Sobreexposición a las pantallas: los riesgos para la salud de los niños

Sobreexposición a las pantallas: los riesgos para la salud de los niños

La gran cantidad de horas diarias que los niños pasan frente a la televisión, tablets, computadoras, smartphones, videoconsolas y cuanta tecnología encuentran al alcance de su mano, genera mucha preocupación debido a los múltiples daños que pueden ocasionar en su salud física, psíquica e, incluso, en sus relaciones sociales.

 

Para lograr el crecimiento sano y el desarrollo adecuado de las destrezas sociales, emocionales y cognoscitivas, los bebés y los menores de 5 años tienen la necesidad imperiosa de interactuar con sus padres y demás cuidadores importantes.

El límite de tiempo recomendado frente a una pantalla para niños de más de dos años es de 1 a 2 horas al día. Los niños menores de dos años no deben pasar ningún tiempo frente a una pantalla.

Las computadoras pueden ayudar a los niños con sus tareas escolares, pero navegar en Internet, pasar demasiado tiempo en Facebook o mirar videos en se considera tiempo de pantalla malsano.

La sobreexposición se asocia a incrementos en los problemas de atención, que se hace más evidente cuanto más prolongado es el uso de los aparatos.

También hace que los niños tengan mayor riesgo de desarrollar sedentarismo, que ayudado por el consumo de alimentos perjudiciales, desencadenan la aparición de sobrepeso y obesidad.

Muchas horas frente a una pantalla puede generar dolores de cabeza frecuentes, principalmente cuando los niños no tienen corregidos defectos en la agudeza visual.

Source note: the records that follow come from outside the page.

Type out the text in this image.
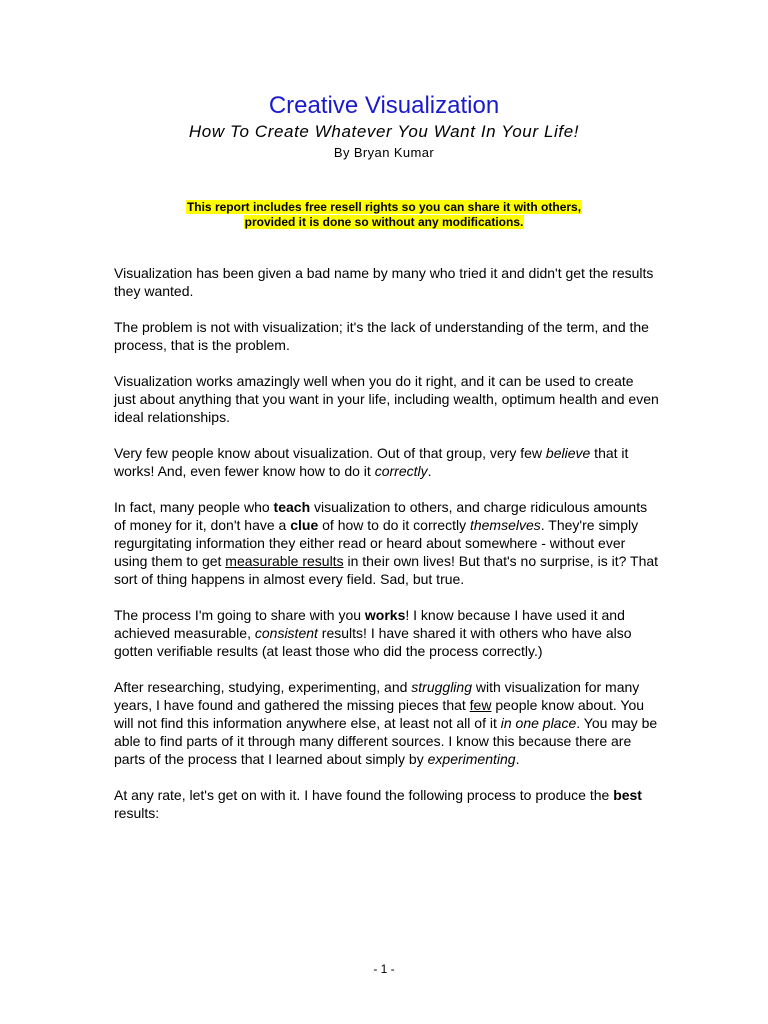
Creative Visualization
How To Create Whatever You Want In Your Life!
By Bryan Kumar
This report includes free resell rights so you can share it with others,
provided it is done so without any modifications.

Visualization has been given a bad name by many who tried it and didn't get the results they wanted.

The problem is not with visualization; it's the lack of understanding of the term, and the process, that is the problem.

Visualization works amazingly well when you do it right, and it can be used to create just about anything that you want in your life, including wealth, optimum health and even ideal relationships.

Very few people know about visualization. Out of that group, very few believe that it works! And, even fewer know how to do it correctly.

In fact, many people who teach visualization to others, and charge ridiculous amounts of money for it, don't have a clue of how to do it correctly themselves. They're simply regurgitating information they either read or heard about somewhere - without ever using them to get measurable results in their own lives! But that's no surprise, is it? That sort of thing happens in almost every field. Sad, but true.

The process I'm going to share with you works! I know because I have used it and achieved measurable, consistent results! I have shared it with others who have also gotten verifiable results (at least those who did the process correctly.)

After researching, studying, experimenting, and struggling with visualization for many years, I have found and gathered the missing pieces that few people know about. You will not find this information anywhere else, at least not all of it in one place. You may be able to find parts of it through many different sources. I know this because there are parts of the process that I learned about simply by experimenting.

At any rate, let's get on with it. I have found the following process to produce the best results:

- 1 -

La visión es el sentido que permite acumular conocimiento más fácilmente y, por lo general, todos los contenidos educativos están diseñados a partir de esta premisa. Si existen tareas que requieran el uso de la computadora deben descansar luego de cada hora de uso. También es importante la distancia que se mantenga respecto de estas pantallas: en el caso de la TV, la distancia prudencial es de 2 metros. En cuanto a computadoras, celulares, tablets y otros dispositivos móviles, lo ideal es mantener una distancia de al menos 60 centímetros. Conservar la humedad ocular de los ojos es muy importante. Esto se logra mediante el pestañeo forzado -especialmente cuando permanecen mucho tiempo frente a la computadora, donde no hay agentes externos que lo provoquen- o mediante el uso de lágrimas artificiales.

Los niños menores de diez años deben integrarse entre sus pares, jugar entre ellos, utilizar el lenguaje correcto. Todo esto se altera si su forma de vincularse es a través de una computadora o de redes sociales y esto tiene implicancias tanto a nivel intelectual, como en su desarrollo a nivel emocional. El chico se aísla, reduce su expresión, altera su lenguaje, incluso descuida su aspecto físico, ya que nadie lo ve frente a una máquina.

 

La sobreexposición genera trastornos en el sueño (alteraciones en el ciclo circadiano, insomnio e hipersomnia, entre otras). Al dormir con los celulares encendidos, los sensores fisiológicos captan las señales emitidas, provocando confusión ya que no reconocen qué momento del día es alterando el ciclo circadiano.

Otro aspecto de consideración es el que tiene que ver con problemas derivados del contenido de videojuegos, cuando son agresivos o tienen connotaciones de tipo sexista o racista.

Estar demasiado tiempo frente a una pantalla aumenta el riesgo de padecer tendinitis flexora en muñeca y dedo pulgar, dolor de espalda, dolor cervical, entre otras patologías.

Los momentos ociosos deben ser reemplazados por libros, salidas en familia, deportes, o cualquier actividad que no esté ligada a la tecnología propiamente dicha.

 

Sugerencias paradisminuir el tiempo de pantalla.

  • Retire la televisión o la computadora de la alcoba de su hijo.
  • No permita ver televisión durante las comidas o cuando hacen tareas.
  • No permita que su hijo coma mientras ve televisión o usa la computadora.
  • No deje la televisión encendida como ruido de fondo.
  • Decida qué programas mirar por adelantado y apague el televisor cuando los programas hayan terminado.
  • Sugiera otras actividades, como un juego familiar de tablero, un rompecabezas o salir a dar una caminata.
  • Lleve un registro de cuánto tiempo se pasa frente a una pantalla. Trate de pasar la misma cantidad de tiempo estando activo.
  • Sea un buen modelo como padre. Disminuya su propio tiempo frente a la pantalla a 2 horas por día.
  • Si es difícil no tener el televisor encendido, ensaye usando la función para dormir de manera que se apague automáticamente.
  • Rete a su familia a pasar una semana sin mirar la televisión o realizar otra actividad de tiempo de pantalla. Encuentre actividades para hacer con su tiempo que lo lleven a moverse y quemar energía.